Dnipro si è svegliata tra le sirene e le macerie. Nella notte, un’ondata di droni russi ha colpito la città industriale nel cuore dell’Ucraina orientale, provocando la morte di almeno due civili e il ferimento di ventotto persone, alcune delle quali in gravi condizioni. Secondo le autorità locali, l’attacco ha interessato un’area residenziale e un impianto logistico strategico, provocando incendi e distruzione su vasta scala. I soccorsi sono durati ore, e molte famiglie sono state evacuate. Il bilancio è ancora provvisorio, ma il governo di Kyiv parla di “ennesimo crimine di guerra deliberato contro la popolazione civile”.
Ucraina, droni russi su Dnipro: 2 morti e 28 feriti
L’offensiva russa nella regione del Dnipro si inserisce in una strategia sempre più chiara di logoramento a lungo termine. Dopo oltre due anni di guerra, Mosca continua a colpire le infrastrutture energetiche e i centri urbani più esposti, con attacchi aerei a cadenza quasi quotidiana. La città di Dnipro, nodo vitale per i collegamenti tra est e ovest del Paese, è diventata un bersaglio ricorrente.
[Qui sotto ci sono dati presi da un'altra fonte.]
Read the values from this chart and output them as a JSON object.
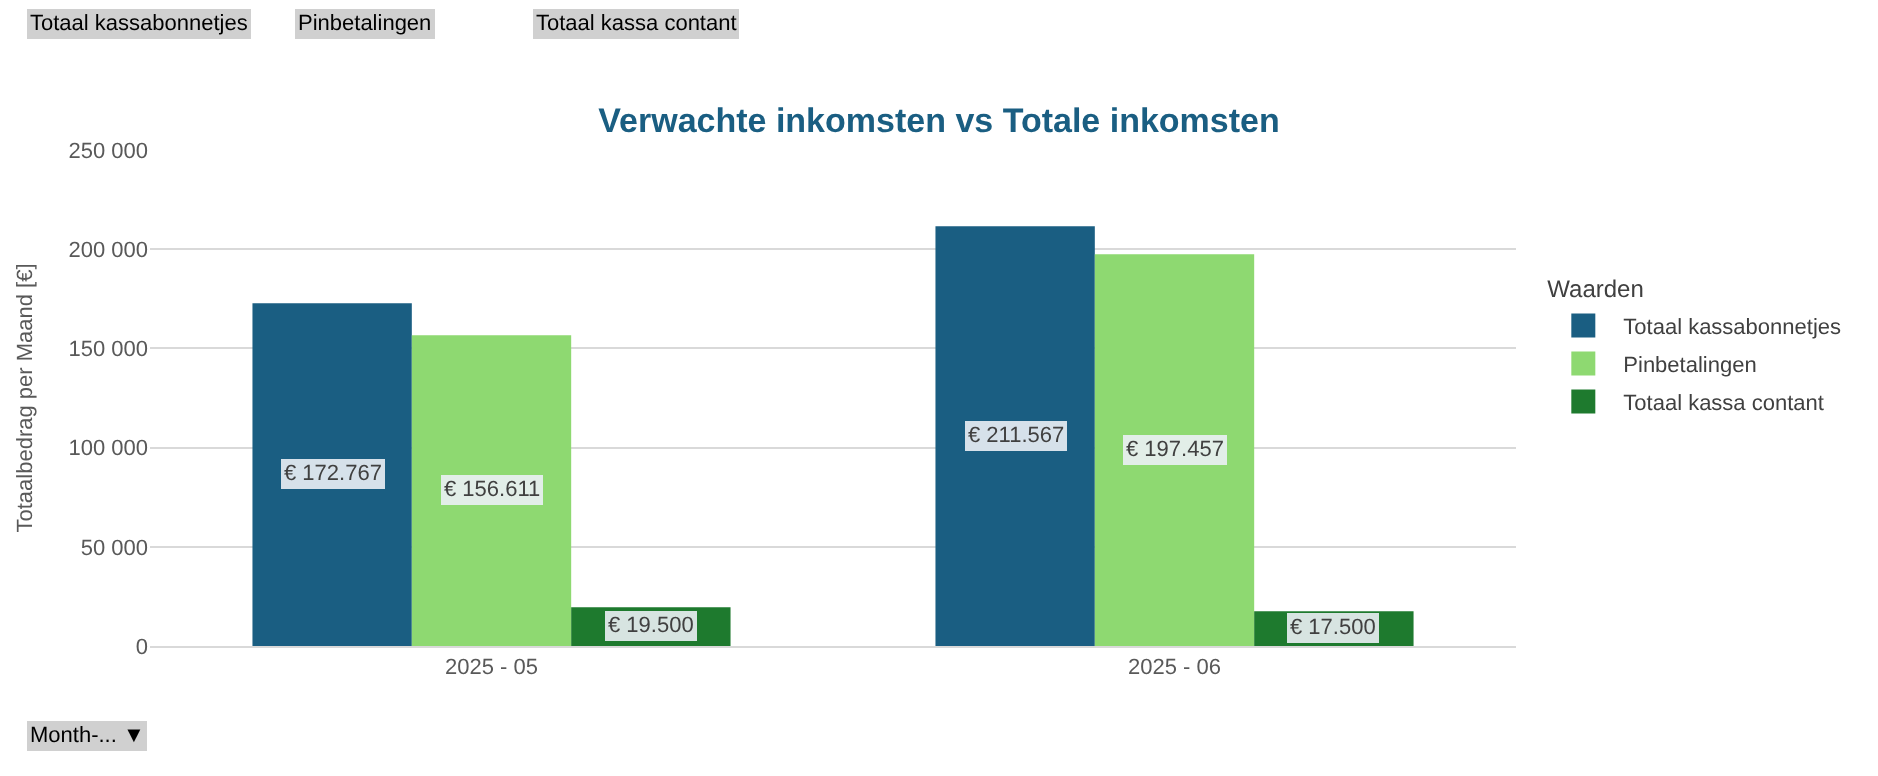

I droni kamikaze di fabbricazione iraniana Shahed-136, secondo l’intelligence ucraina, sarebbero stati lanciati dalla Crimea e diretti con precisione tramite tecnologia satellitare. Nonostante le difese antiaeree ucraine siano riuscite ad abbatterne alcuni, l’efficacia del sistema resta limitata di fronte a sciami multipli.
Missione diplomatica Usa in Europa: Macron vede gli inviati di Trump
Mentre l’Ucraina conta le vittime e chiede nuove armi, gli Stati Uniti rafforzano la pressione diplomatica sull’Europa. A Parigi è in corso una missione guidata dal senatore repubblicano Marco Rubio e dal consigliere per la sicurezza nazionale David Witkoff. Obiettivo dichiarato: coordinare con i partner europei una strategia unitaria per spingere la Russia verso il tavolo negoziale. Il presidente francese Emmanuel Macron ha ricevuto la delegazione in un colloquio riservato all’Eliseo, durante il quale è stato discusso l’eventuale coinvolgimento di Cina e India in un futuro processo di mediazione multilaterale. Il presidente Trump, che ha promesso agli elettori di “porre fine alla guerra entro il 2026”, intende accelerare su un piano che includa pressioni economiche e incentivi negoziali.
L’Estonia avverte: “Trump faccia pressione su Putin, non su Kyiv”
In parallelo, da Tallinn è giunta la presa di posizione della premier estone Kaja Kallas, una delle voci più ferme in Europa contro l’aggressione russa. “Se davvero Trump vuole la pace – ha detto – allora eserciti pressione su chi ha iniziato la guerra: Vladimir Putin”. Kallas ha ribadito la necessità di non cedere alle lusinghe di un compromesso che comporterebbe, di fatto, una legittimazione dell’occupazione dei territori ucraini. La linea baltica trova appoggio anche in Polonia e nei Paesi nordici, che temono un ridimensionamento dell’impegno occidentale in caso di un accordo troppo accomodante con il Cremlino.
Kyiv insiste: “La pace passa dalla giustizia”
Dal governo ucraino, la reazione è stata netta. Il consigliere presidenziale Podolyak ha dichiarato che “qualsiasi piano di pace che non preveda la completa liberazione dei territori occupati non sarà accettato”. La strategia di Zelensky rimane ancorata alla resistenza militare e alla ricerca di un appoggio solido dagli alleati occidentali. Tuttavia, le recenti difficoltà sul fronte del sostegno logistico e la lentezza nell’arrivo dei nuovi aiuti americani pongono interrogativi sulla sostenibilità a lungo termine del conflitto.
Un equilibrio instabile tra armi e diplomazia
Lo scenario che si profila nelle prossime settimane è quello di un difficile bilanciamento tra escalation militare e tentativi di mediazione. Mentre le bombe continuano a cadere su Dnipro, l’Occidente cerca un varco per evitare un conflitto congelato o, peggio, una destabilizzazione permanente della regione. Il rischio è che l’iniziativa diplomatica americana possa apparire agli occhi ucraini come una pressione verso la resa. Ma anche Trump sa che, per garantire una pace credibile, non basta il silenzio delle armi: serve un equilibrio nuovo, che ancora oggi sembra lontano.